Although not required by the supreme court, it is interesting to note that Uber has decided that this ‘worker’ designation only applies to their drivers and not to couriers working for their Uber Eats food delivery division.  

Uber did not respond to UNLEASH’s requests for comment.  

Balancing flexibility with workers rights  

Although this middle ground worker status is not yet available in the US or the European Union (EU), there are ongoing discussions about updating employment law frameworks to better balance flexible working and social protections. For instance, the EU’s European Commission recently began a consultation into the gig economy.  

Khosrowshahi writes that Uber is calling for the US and the EU to amend their employment law that would “guarantee benefits and protection for independent workers without removing the flexibility that makes this type of work so attractive to them in the first place.”  

“We think the UK is far ahead of the US when it comes to the ‘worker’ designation, and we’ve been advocating for drivers in the US to be able to maintain their independence while also receiving new benefits,” wrote Julie Wood, a spokesperson for Lyft, another ride-hailing company.

Lyft does not currently operate outside of the US and Canada.  

A Deliveroo spokesperson stated: “Deliveroo has always said that we want to offer riders full flexibility and more security.  

“This uncertainty is precisely why we have called for a change to the law to ensure that riders can benefit from the flexibility they want while receiving the benefits they deserve.”  

Implications for the gig economy 

Ultimately, Uber itself acknowledged that this move is likely to have a wider impact on the ride hailing and the broader global gig economy.

Heywood noted in a statement: “Uber is just one part of a larger private-hire industry, so we hope that all other operators will join us in improving the quality of work for these important workers who are an essential part of our everyday lives.”  

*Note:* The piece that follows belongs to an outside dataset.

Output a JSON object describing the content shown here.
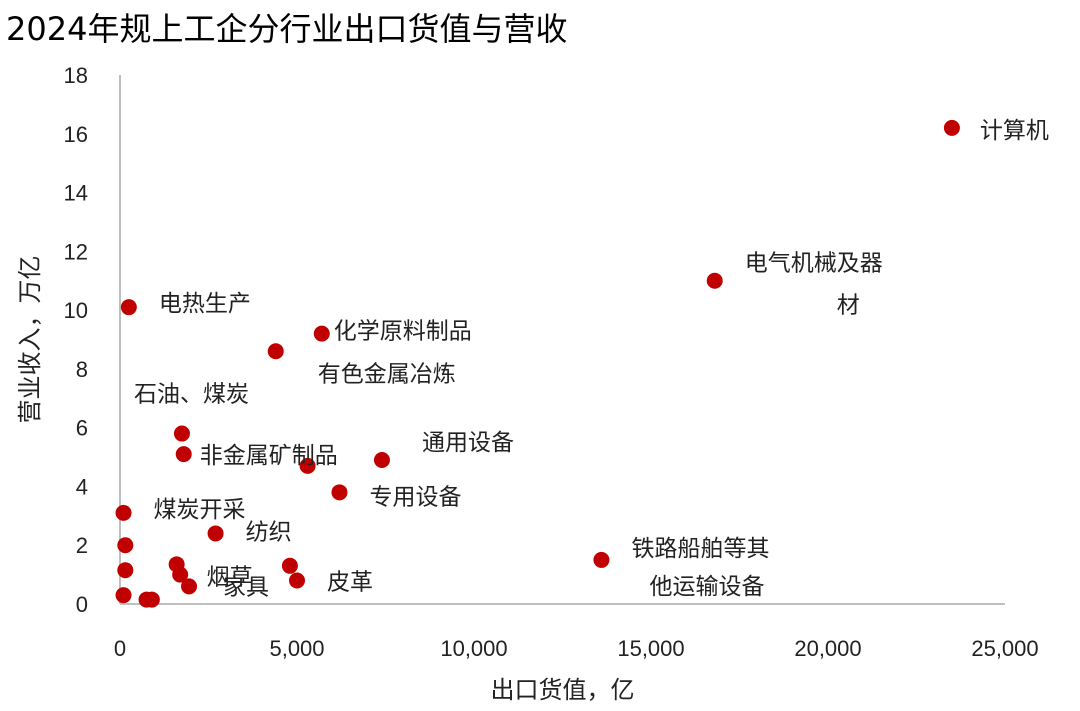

Thorpe notes that the Uber case will have significant implications not only for Uber, but for other “atypical working arrangements” operating in the flexible, gig economy.

The supreme court has demonstrated its interest in “getting to the specifics” of working relationships between gig workers and their employers.  

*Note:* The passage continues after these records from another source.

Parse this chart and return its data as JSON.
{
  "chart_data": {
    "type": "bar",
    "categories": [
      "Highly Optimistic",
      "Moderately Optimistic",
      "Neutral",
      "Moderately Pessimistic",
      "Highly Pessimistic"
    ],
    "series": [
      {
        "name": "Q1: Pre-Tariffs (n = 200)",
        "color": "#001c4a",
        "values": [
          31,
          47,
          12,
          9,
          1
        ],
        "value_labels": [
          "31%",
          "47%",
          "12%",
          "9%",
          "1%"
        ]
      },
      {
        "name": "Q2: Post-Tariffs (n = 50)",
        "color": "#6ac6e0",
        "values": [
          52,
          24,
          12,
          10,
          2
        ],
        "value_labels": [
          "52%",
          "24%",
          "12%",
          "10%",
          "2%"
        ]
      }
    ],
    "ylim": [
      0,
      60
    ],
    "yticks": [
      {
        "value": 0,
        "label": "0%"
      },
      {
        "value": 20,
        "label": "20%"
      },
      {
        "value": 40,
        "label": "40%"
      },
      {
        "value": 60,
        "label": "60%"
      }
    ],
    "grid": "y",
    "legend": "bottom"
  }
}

However, MBO Partners UK business development director Mark Stringer thinks Uber’s move needs to be treated as a specific case; “this case just drives the point home that businesses need to utilize the gig economy in the correct manner with the correct assessment process in place.”

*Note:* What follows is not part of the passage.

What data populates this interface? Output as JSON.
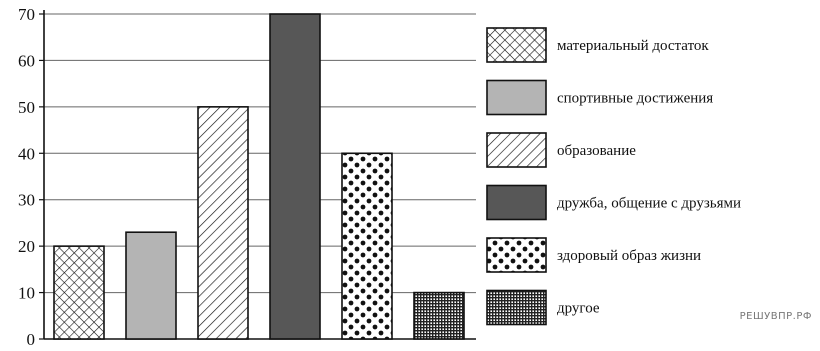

Gig working remains in demand 

Stringer also notes that although the classification of workers is a “hot topic,” “we shouldn’t forget that the flexible use of highly skilled resources will continue to be in demand”.  

Frankly, the gig economy isn’t going anywhere, despite this ruling.  

Flexibility continues to be of benefit to huge swathes of the workforce. As a result, freelance marketplace Voices.com CEO David Ciccarelli notes that he does not believe companies are keen to convert their freelance outsourcing to employees.  

Instead, he believes that the future of work is both remote and freelance. This view is backed up by Voices.com’s 2021 annual report, which found that 43% of businesses surveyed were planning to use more freelancers in the next five years, and 24% planned to use the same amount of freelancers.   

HR tech expert and Society for Human Resource Management Foundation board member Edie Goldberg agrees: 

“Most ride-share drivers and others in the gig economy engage in this work because they want personal control of when and how they work.”  

Despite this positive trend, the debate about the legal status and protections of gig workers is far from over. Uber is likely to be back in the courts again as further legal challenges are planned linked with its failure to offer quite what the supreme court ordered. 

Also, as Deliveroo gears up for a $9bn IPO, a spotlight is shining on the treatment of its riders, as well as their low wages, following an investigation by the Bureau of Investigative Journalism. Watch this space.